High-throughput recruitment to measure transcriptional activation activity
For the nuclear Pfam domain activator screen, lentivirus for the nuclear Pfam library in the rTetR(SE-G72P)-3XFLAG vector (Table S2) was generated as for the repressor screen, and 3.8×107 K562-pDY32 minCMV reporter cells (Table S2) were infected with the lentiviral library by spinfection for 2 hours, with two separate biological replicates of the infection. Infected cells grew for 2 days and then the cells were selected with blasticidin (10 μg/mL, Sigma). Infection and selection efficiency were monitored each day using flow cytometry to measure mCherry (BD Accuri C6). Cells were maintained in spinner flasks in log growth conditions each day by diluting cell concentrations back to a 5×105 cells/mL, with at least 1×108 total cells remaining per replicate such that the lowest maintenance coverage was >18,000× cells per library element.

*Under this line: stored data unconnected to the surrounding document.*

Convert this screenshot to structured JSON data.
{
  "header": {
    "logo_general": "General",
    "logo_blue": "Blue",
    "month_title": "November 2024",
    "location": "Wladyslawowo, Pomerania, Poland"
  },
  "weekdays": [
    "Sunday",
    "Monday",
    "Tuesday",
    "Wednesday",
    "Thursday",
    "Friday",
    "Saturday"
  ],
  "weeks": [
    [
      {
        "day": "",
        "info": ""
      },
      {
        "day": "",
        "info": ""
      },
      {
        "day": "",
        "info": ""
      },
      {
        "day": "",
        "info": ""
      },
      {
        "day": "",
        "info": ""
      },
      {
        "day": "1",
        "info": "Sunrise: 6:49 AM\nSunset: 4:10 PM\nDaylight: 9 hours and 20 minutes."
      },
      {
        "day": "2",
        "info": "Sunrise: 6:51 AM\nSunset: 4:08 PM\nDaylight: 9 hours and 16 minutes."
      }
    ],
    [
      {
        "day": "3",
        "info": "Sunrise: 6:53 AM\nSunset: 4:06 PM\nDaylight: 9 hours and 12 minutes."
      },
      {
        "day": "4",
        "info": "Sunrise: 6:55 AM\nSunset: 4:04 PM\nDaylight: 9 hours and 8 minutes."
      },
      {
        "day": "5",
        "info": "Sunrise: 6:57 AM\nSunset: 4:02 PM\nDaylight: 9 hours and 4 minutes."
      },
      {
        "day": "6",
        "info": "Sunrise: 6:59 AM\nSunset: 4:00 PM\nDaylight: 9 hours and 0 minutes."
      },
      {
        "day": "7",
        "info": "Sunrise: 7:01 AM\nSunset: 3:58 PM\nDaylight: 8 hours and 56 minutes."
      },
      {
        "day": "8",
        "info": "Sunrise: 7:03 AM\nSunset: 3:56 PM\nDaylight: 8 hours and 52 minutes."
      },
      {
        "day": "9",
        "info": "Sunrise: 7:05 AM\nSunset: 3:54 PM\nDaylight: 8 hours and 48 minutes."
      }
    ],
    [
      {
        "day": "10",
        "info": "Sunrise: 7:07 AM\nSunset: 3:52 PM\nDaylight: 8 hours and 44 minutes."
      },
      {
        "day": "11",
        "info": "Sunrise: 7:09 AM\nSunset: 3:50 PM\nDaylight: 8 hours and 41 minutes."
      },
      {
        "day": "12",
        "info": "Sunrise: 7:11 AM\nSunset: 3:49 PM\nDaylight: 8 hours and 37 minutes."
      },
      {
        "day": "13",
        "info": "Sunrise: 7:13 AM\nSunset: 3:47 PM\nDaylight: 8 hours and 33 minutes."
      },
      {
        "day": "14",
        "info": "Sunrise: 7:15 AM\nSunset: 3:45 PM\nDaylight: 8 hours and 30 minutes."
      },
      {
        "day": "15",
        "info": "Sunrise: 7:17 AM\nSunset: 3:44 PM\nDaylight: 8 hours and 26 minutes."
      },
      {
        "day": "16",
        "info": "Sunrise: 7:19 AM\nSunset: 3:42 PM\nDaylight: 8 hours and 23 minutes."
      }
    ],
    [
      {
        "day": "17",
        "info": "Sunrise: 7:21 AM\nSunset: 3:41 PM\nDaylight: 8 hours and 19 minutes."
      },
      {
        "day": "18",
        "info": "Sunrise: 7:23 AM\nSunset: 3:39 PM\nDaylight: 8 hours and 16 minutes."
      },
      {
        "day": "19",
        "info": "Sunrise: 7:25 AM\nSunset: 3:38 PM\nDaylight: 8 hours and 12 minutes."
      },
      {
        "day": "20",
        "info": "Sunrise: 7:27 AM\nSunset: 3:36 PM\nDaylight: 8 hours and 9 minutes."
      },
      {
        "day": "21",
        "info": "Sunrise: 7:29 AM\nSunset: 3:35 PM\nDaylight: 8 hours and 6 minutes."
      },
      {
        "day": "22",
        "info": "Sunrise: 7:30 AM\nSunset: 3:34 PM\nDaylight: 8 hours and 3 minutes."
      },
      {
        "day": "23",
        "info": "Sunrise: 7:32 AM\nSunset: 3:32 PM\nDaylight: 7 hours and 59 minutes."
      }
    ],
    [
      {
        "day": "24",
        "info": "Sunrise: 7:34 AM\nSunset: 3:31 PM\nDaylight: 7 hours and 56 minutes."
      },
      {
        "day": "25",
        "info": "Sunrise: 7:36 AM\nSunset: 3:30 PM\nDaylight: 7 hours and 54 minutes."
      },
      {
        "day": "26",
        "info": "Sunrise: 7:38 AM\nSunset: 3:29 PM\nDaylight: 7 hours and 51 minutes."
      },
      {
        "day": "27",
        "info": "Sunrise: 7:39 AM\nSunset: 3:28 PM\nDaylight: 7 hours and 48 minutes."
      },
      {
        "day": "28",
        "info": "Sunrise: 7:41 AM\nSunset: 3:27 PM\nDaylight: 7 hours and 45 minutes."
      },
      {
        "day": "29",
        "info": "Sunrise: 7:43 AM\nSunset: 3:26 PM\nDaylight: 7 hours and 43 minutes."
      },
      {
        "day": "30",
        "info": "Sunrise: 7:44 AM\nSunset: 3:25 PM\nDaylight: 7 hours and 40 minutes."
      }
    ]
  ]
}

On day 7 post-infection, recruitment was induced by treating the cells with 1000 ng/ml doxycycline (Fisher Scientific, 409050) for 2 days, then cells were spun down out of doxycycline and blasticidin and maintained in untreated RPMI media for 4 more days. 2×108 cells were taken for measurements at the day 2 time point. There was no evidence of activation memory at day 4 post-doxycycline removal, as determined by the absence of citrine positive cells by flow cytometry, so no additional time points were collected.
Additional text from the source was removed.